Pais estrangeiros de cidadãos australianos não são considerados “família imediata” sob a lei. Eles precisam de uma isenção por motivos de compaixão para ter permissão para entrar no país sob estritas medidas de fronteira da COVID-19. Os ativistas argumentam que poucos casos são aprovados e que os regulamentos devem ser alterados porque as famílias foram separadas e as crianças não encontraram os avós.

Celia Hammond, membro da Câmara dos Representantes, a câmara baixa do Parlamento Federal da Austrália, do Partido Liberal do governo, disse à Câmara que os pais são uma parte fundamental de um sistema de apoio emocional para muitos imigrantes e suas famílias.

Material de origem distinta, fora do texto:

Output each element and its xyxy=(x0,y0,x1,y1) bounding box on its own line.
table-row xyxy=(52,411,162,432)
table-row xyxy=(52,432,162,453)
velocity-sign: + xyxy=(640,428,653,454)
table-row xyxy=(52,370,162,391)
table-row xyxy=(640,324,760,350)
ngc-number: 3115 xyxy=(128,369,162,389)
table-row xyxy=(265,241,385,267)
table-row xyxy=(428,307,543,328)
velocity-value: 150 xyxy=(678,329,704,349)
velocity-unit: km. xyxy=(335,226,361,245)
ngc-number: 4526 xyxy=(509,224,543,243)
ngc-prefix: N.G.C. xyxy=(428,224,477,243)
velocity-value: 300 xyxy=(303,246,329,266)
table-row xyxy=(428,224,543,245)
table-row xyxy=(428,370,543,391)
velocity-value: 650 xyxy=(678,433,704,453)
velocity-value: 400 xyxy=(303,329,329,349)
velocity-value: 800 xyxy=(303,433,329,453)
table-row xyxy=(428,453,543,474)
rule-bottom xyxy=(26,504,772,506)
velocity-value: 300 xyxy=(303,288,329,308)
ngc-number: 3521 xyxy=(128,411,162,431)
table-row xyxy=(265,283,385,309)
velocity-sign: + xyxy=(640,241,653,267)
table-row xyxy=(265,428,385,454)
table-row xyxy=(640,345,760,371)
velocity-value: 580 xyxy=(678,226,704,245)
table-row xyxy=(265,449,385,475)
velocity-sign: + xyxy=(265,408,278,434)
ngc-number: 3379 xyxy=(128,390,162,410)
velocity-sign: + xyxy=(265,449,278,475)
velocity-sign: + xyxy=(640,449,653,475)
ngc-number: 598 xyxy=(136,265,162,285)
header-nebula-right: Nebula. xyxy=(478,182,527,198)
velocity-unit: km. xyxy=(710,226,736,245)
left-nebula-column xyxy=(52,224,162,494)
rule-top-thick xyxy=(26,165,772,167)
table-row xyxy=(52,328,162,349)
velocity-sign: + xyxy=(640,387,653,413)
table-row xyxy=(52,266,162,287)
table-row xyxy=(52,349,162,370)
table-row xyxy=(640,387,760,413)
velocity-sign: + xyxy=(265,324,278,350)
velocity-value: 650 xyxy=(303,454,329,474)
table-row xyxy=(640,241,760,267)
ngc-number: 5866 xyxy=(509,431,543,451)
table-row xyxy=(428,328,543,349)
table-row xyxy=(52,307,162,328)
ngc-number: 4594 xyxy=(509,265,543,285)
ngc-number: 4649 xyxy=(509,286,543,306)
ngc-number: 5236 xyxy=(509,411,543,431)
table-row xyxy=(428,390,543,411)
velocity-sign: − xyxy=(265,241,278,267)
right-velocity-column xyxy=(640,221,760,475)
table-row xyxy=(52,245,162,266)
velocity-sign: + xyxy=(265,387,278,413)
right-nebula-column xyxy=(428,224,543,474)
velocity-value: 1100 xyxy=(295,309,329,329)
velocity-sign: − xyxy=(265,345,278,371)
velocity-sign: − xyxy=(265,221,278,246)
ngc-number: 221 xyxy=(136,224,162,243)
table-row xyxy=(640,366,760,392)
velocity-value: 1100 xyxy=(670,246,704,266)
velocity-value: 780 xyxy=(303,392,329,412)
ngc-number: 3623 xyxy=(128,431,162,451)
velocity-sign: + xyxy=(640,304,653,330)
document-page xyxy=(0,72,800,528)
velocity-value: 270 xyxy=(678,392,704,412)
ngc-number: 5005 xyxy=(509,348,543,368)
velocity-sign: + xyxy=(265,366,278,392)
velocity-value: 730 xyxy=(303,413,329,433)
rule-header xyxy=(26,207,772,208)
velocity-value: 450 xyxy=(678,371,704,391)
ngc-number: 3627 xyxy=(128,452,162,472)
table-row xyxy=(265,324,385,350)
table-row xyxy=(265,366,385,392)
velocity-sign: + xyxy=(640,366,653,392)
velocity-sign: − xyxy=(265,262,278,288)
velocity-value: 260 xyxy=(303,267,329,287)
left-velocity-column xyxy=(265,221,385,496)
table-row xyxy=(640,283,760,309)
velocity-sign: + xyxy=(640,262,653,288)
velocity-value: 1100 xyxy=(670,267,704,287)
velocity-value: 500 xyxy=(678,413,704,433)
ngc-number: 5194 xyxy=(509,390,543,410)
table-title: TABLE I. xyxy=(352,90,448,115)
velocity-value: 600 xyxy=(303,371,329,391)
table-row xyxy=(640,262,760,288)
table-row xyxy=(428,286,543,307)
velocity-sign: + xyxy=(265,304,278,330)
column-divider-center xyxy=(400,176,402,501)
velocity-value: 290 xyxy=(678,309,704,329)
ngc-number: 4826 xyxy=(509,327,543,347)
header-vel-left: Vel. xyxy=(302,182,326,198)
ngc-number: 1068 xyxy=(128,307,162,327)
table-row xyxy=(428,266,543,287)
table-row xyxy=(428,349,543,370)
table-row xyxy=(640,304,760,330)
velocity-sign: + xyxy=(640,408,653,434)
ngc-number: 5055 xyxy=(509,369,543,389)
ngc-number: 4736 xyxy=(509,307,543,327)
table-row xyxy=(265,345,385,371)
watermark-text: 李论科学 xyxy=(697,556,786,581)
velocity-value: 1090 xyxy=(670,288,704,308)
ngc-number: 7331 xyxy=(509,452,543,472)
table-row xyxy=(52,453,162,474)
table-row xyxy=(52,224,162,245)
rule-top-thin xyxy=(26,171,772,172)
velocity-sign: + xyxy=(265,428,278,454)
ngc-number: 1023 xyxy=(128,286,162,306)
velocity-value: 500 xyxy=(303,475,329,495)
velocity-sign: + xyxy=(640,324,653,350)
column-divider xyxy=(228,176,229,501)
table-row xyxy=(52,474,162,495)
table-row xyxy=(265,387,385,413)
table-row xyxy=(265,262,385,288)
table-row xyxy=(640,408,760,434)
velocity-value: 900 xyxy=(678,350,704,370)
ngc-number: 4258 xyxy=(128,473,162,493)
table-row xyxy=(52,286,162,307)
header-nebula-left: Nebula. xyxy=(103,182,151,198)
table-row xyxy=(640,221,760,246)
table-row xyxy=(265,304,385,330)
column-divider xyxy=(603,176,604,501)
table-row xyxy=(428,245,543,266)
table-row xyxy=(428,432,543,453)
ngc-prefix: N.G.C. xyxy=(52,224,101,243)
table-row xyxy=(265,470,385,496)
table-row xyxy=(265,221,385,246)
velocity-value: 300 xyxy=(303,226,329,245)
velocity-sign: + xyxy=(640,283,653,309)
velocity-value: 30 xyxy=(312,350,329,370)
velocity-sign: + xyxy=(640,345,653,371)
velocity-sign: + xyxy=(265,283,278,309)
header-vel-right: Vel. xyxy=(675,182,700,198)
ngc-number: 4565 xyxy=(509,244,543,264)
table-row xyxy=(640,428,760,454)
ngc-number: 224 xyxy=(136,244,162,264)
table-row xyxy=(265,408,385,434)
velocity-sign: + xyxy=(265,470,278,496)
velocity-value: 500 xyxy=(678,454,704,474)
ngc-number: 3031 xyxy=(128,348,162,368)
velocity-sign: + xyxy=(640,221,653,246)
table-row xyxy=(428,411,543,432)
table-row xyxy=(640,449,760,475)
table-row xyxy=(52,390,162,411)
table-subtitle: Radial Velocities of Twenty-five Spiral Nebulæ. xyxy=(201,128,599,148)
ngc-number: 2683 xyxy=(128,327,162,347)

Kateryna Dmytrieva tentou, sem sucesso, trazer sua mãe da Ucrânia de volta para a Austrália.

“Minha mãe partiu no dia 2 de março de 2020 para o que deveria ser, tipo, uma viagem de três a quatro semanas à Ucrânia”, disse ela. “Nada indicava, neste momento, que as fronteiras estariam fechadas para sempre. Então ela foi embora e nunca mais voltou, e eu solicitei [uma] isenção cinco vezes e a resposta foi apenas 'Não estou isento' ”.

A petição foi apresentada ao Parlamento em Canberra e aguarda uma resposta do governo. A ministra de assuntos internos da Austrália, Karen Andrews, tem até 90 dias para responder.

A Austrália proibiu a maioria dos estrangeiros há mais de um ano para conter a disseminação do coronavírus. Os cidadãos que retornam do exterior enfrentam 14 dias de quarentena obrigatória no hotel, mas a capacidade é limitada. O governo afirma que provavelmente não será seguro reabrir as fronteiras internacionais até meados de 2022.